Mike Randle, Editor

If Your Facility is Large, Cut Your Operating Costs Now by Relocating

We are now well into a third year of a less than robust economy. Even though optimism is up, you don't operate your large corporate office or plant on optimism. Your facility and the employees it houses are supported by well earned cash. What better time then than now to hold onto more of that cash? Do the unthinkable. Move!

A relocation of your large facility or headquarters to a region like the American South, where wages can be half of what you're paying say in California, Washington, Colorado, Illinois or the Northeast, is most likely a task you have considered, but not seriously. Yet, as a result of more than two years of a stick-in-the-mud economy, more corporate and industrial relocations have been made to the South than at any time in recent memory. The reason? Economic conditions have forced many companies to find every possible way to cut costs. A move to the South, while difficult in the near term, is a major long term cost cutting move.

Philip Morris USA just did it. They are moving their corporate headquarters from New York City to the former Reynolds Metals corporate complex near Richmond, Va. The new headquarters will create 450 jobs and Philip Morris will invest millions in the move. It's safe to say Henrico County, where the headquarters will be located, the City of Richmond as well as the State of Virginia are doing everything they can to assist Philip Morris with the move. That includes tens of millions of dollars in assistance.

Philip Morris had been courted by Richmond officials for years without success. So why did the company make the move in 2003 after years of telling Virginia's Capital City "no?" I would surmize that an economic environment like we have today makes the South look a whole lot more inviting to Philip Morris than what it looked like during the bubble years. I mean, who cares if you're spending double what it costs to operate in the South if the money barrels keep rolling in by the truck load? Of course, times change.

Fortune 500 company Newell Rubbermaid is moving its corporate headquarters to the Atlanta area from Ilinois. And in the spring quarter, Boeing officials announced they were moving the company's Future Combat Systems division (550 jobs) from California to St. Louis. Also in the spring quarter, Fidelity National Financial became the poster child of the bite-the-bullet-cost-cutting move. Citing significantly lower costs, Fidelity announced a relocation of its headquarters from Santa Barbara, Calif. to Jacksonville, Fla. Fidelity's Chairman, William Foley, said the folks he wanted to hire at the 500-employee headquarter operation in Santa Barbara couldn't afford to live there.

Headquarter relocations are not the only red-flag indicators that the South is becoming a haven for cost cutters. The biggest red-flag unfurled in the spring quarter when it was confirmed that Ford Motor Co. officials site searched Georgia and Texas. It has been decades since a domestic automaker has opened a plant in the American South (Daimler/Chrysler did announce a new assembly plant in Savannah, Ga. over the winter).
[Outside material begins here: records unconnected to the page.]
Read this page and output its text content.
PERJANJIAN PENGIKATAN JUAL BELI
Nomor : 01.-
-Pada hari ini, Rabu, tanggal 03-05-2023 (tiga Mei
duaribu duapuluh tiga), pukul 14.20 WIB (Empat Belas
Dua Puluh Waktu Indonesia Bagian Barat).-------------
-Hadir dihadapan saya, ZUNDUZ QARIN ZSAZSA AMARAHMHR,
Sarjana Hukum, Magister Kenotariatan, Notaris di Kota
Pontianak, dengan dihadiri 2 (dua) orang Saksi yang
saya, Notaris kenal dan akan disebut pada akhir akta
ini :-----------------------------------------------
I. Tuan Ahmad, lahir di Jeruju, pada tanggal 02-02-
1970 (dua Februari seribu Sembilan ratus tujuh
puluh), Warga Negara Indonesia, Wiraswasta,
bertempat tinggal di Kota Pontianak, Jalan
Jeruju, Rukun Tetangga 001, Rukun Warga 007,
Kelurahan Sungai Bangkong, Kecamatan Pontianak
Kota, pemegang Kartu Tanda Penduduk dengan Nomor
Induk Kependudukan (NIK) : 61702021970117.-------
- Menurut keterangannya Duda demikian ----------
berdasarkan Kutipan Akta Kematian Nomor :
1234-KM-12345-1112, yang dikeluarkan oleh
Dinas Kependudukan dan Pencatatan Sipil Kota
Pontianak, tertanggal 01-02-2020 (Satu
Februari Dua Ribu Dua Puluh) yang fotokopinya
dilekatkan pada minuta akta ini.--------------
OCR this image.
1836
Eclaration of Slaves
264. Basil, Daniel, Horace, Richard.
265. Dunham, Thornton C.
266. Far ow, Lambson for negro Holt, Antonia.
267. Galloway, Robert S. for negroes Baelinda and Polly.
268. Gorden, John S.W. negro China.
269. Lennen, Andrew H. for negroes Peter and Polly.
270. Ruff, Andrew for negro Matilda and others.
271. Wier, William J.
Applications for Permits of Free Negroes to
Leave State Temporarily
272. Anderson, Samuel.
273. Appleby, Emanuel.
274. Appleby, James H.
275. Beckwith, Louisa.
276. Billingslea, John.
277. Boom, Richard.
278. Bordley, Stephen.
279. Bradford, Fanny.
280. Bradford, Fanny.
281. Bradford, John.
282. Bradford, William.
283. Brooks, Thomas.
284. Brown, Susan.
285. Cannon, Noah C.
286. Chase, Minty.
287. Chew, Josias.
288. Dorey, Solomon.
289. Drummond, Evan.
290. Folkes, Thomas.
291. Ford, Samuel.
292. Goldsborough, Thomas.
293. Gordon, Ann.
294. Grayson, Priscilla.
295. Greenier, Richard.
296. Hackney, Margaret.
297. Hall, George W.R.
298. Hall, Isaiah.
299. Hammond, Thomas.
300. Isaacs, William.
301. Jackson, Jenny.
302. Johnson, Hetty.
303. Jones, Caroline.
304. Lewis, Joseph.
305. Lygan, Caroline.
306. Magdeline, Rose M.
If Ford becomes the maverick of the big three and chooses this region for its latest assembly plant, GM will not be far behind. Why are the domestics site searching the South in 2003, when they have been so loyal to generations of workers in the Great Lakes? Their current business model, which includes most of their manufacturing punch located outside the South, is not competing well with foreign automakers who have most of their North American assembly facilities in the South. Add, of course, the current economic conditions that are forcing the domestics to cut costs.

And then there's the rumor that Lockheed-Martin is considering relocating its Colorado-based plant that may indeed be the most high-tech manufacturing facility in the U.S. Lockheed-Martin, it's been reported, is considering moving the plant to Alabama or Florida. The plant employs over 11,000.

We've published case studies before in SB&D concerning operating costs in the South vs. the West, Midwest and Northeast. The latest can be found on www.sb-d.com (look under features and scroll all the way to the bottom and click "Save $4 Million to $8 Million in the South"). That study shows how much on average you're going to save in the first five years of operating a 100-employee manufacturing business out of a 100,000-square-foot facility in the South compared to the other three regions. The study adds up payroll, taxes, cost of the facility, workers' comp and unemployment insurance for that particular business in the four U.S. regions. Our tally shows that you'll save $4 million to $8 million (depending on which of the three regions the South is compared to) if the plant is located in the South as opposed to any of the other three regions.

So if you can save up to $8 million in five years for a 100-employee operation, how much can you save for an 11,000-employee operation, such as the previously mentioned Lockheed Martin facility? We can't absolutely answer that since we have not done any case studies focusing on deals that large. But it's safe to say that after five years, Lockheed Martin would easily save hundreds of millions (about $300 to $400M in our estimation) if that large facility was operating in the South as opposed to Colorado.

Add to those hundreds of millions about $100 million in incentives a relocation of that size might garner and you're looking right at half-a-billion dollars. Would you move your large plant from California, Washington, Colorado, Illinois or the Northeast to the South for $500 million?

Now you see why, in 2003, there are some whopper relocations going down in the American South. If you want to cut costs, move to the South.